Ce blog Culture tout azimut vous propose des articles sur des livres récemment lus. Les lecteurs sont invités à partager leurs points de vue.

Paradis du nouveau monde

Un essai de Nathan Wachtel

Un essai de Nathan Wachtel

Aujourd’hui je vais évoquer Paradis du nouveau monde de Nathan Wachtel. C’est un essai historique érudit écrit par un spécialiste reconnu de l’Amérique latine. Dans cet ouvrage l’auteur développe sa méthodologie d’étude historique qui consiste à confronter diverses perspectives pour tenter de couvrir une problématique. Comme l’indique le titre Nathan Wachtel questionne les textes sur la localisation du paradis, au sens chrétien du terme. Le livre est composé de deux parties intitulées respectivement Fables d’occident et Messianismes indiens. Ainsi sont proposés les points de vue européen et indien complémentaires et souvent opposés.

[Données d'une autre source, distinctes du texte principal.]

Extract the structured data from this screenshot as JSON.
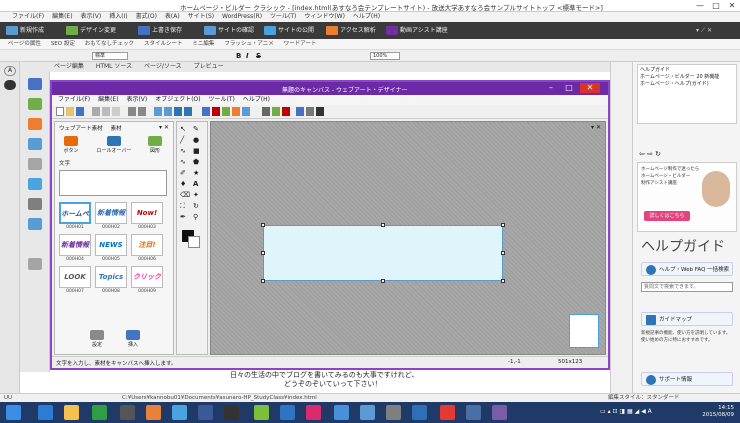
{
  "app": {
    "title": "ホームページ・ビルダー クラシック - [index.html(あすなろ会テンプレートサイト) - 放送大学あすなろ会サンプルサイトトップ <標準モード>]",
    "window_controls": [
      "—",
      "□",
      "✕"
    ]
  },
  "menu": [
    "ファイル(F)",
    "編集(E)",
    "表示(V)",
    "挿入(I)",
    "書式(O)",
    "表(A)",
    "サイト(S)",
    "WordPress(R)",
    "ツール(T)",
    "ウィンドウ(W)",
    "ヘルプ(H)"
  ],
  "ribbon": [
    {
      "label": "新規作成",
      "color": "#5b9bd5",
      "icon": "new-icon"
    },
    {
      "label": "デザイン変更",
      "color": "#70ad47",
      "icon": "design-icon"
    },
    {
      "label": "上書き保存",
      "color": "#4472c4",
      "icon": "save-icon"
    },
    {
      "label": "サイトの確認",
      "color": "#5b9bd5",
      "icon": "site-check-icon"
    },
    {
      "label": "サイトの公開",
      "color": "#4aa3df",
      "icon": "publish-icon"
    },
    {
      "label": "アクセス解析",
      "color": "#ed7d31",
      "icon": "analytics-icon"
    },
    {
      "label": "動画アシスト講座",
      "color": "#7030a0",
      "icon": "video-icon"
    }
  ],
  "toolbar2": [
    "ページの属性",
    "SEO 設定",
    "おもてなしチェック",
    "スタイルシート",
    "ミニ編集",
    "フラッシュ・アニメ",
    "ワードアート"
  ],
  "toolbar3": {
    "style": "標準",
    "zoom": "100%"
  },
  "tabs": [
    "ページ編集",
    "HTML ソース",
    "ページ/ソース",
    "プレビュー"
  ],
  "dialog": {
    "title": "無題のキャンバス - ウェブアート・デザイナー",
    "menu": [
      "ファイル(F)",
      "編集(E)",
      "表示(V)",
      "オブジェクト(O)",
      "ツール(T)",
      "ヘルプ(H)"
    ],
    "material_tabs": [
      "ウェブアート素材",
      "素材"
    ],
    "button_types": [
      {
        "label": "ボタン",
        "color": "#e36c09"
      },
      {
        "label": "ロールオーバー",
        "color": "#2e75b6"
      },
      {
        "label": "図形",
        "color": "#70ad47"
      }
    ],
    "text_label": "文字",
    "thumbs": [
      {
        "text": "ホームページ",
        "label": "000H01",
        "color": "#1f4e9a"
      },
      {
        "text": "新着情報",
        "label": "000H02",
        "color": "#2f6db5"
      },
      {
        "text": "Now!",
        "label": "000H03",
        "color": "#c00000"
      },
      {
        "text": "新着情報",
        "label": "000H04",
        "color": "#7030a0"
      },
      {
        "text": "NEWS",
        "label": "000H05",
        "color": "#0070c0"
      },
      {
        "text": "注目!",
        "label": "000H06",
        "color": "#e46c0a"
      },
      {
        "text": "LOOK",
        "label": "000H07",
        "color": "#595959"
      },
      {
        "text": "Topics",
        "label": "000H08",
        "color": "#2e75b6"
      },
      {
        "text": "クリック",
        "label": "000H09",
        "color": "#ff3399"
      }
    ],
    "bottom_buttons": [
      "設定",
      "挿入"
    ],
    "status_left": "文字を入力し、素材をキャンバスへ挿入します。",
    "status_mid": "-1,-1",
    "status_right": "501x123"
  },
  "right_panel": {
    "help_items": [
      "ヘルプガイド",
      "ホームページ・ビルダー 20 新機能",
      "ホームページ・ヘルプ(ガイド)"
    ],
    "ad_lines": [
      "ホームページ制作で迷ったら",
      "ホームページ・ビルダー",
      "制作アシスト講座"
    ],
    "ad_button": "詳しくはこちら",
    "help_title": "ヘルプガイド",
    "items": [
      {
        "label": "ヘルプ・Web FAQ 一括検索",
        "color": "#2e75b6"
      },
      {
        "label": "ガイドマップ",
        "color": "#2e75b6"
      },
      {
        "label": "サポート情報",
        "color": "#2e75b6"
      }
    ],
    "search_placeholder": "質問文で検索できます。",
    "guide_desc": "新規記事の機能、使い方を説明しています。使い始めの方に特におすすめです。"
  },
  "page_text": [
    "日々の生活の中でブログを書いてみるのも大事ですけれど、",
    "どうぞのぞいていって下さい！"
  ],
  "statusbar": {
    "left": "UU",
    "path": "C:¥Users¥kannobu01¥Documents¥asunaro-HP_StudyClass¥index.html",
    "right": "編集スタイル：スタンダード"
  },
  "clock": {
    "time": "14:15",
    "date": "2015/08/09"
  }
}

L’essai débute par une question simple et immense qui occupe moult savants : « où se trouvait le paradis terrestre ? A cette question tentent de répondre d’innombrables ouvrages qui, depuis des siècles, remplissent d’immenses bibliothèques. » En guise de réponse, Nathan Wachtel plonge dans les archives et les ouvrages rédigés il y a plusieurs siècles notamment après la Conquête autour de la période de la découverte et de la colonisation de l’Amérique. La localisation du paradis selon l’hypothèse développée pourrait se situer en Amérique. Plusieurs indices convergents permettent d’étayer cette affirmation. En effet, suite à la découverte du continent américain, toutes les descriptions princeps font l’éloge du lieu. Par conséquent ces terres correspondent à la définition du paradis avec une végétation luxuriante et abondante, un ciel dégagé. L’historien fait découvrir des auteurs peu connus et pourtant fondamentaux. Il affirme que : « le parallélisme entre les œuvres d’Antonio de León Pinelo et de Simao de Vasconcellos peuvent être attribués à ce que l’on désigne par l’esprit du temps : l’éloge des splendeurs et des richesses de l’Amérique était alors un lieu commun. » Wachtel étudie ces textes pour en proposer de signifiants extraits. Une autre thèse circule en Europe à la même période : les Indiens seraient des descendants d’Israël et par conséquent ils seraient juifs. Ces théories aujourd’hui obsolètes ont néanmoins influencé le mode de pensée dominant de l’époque.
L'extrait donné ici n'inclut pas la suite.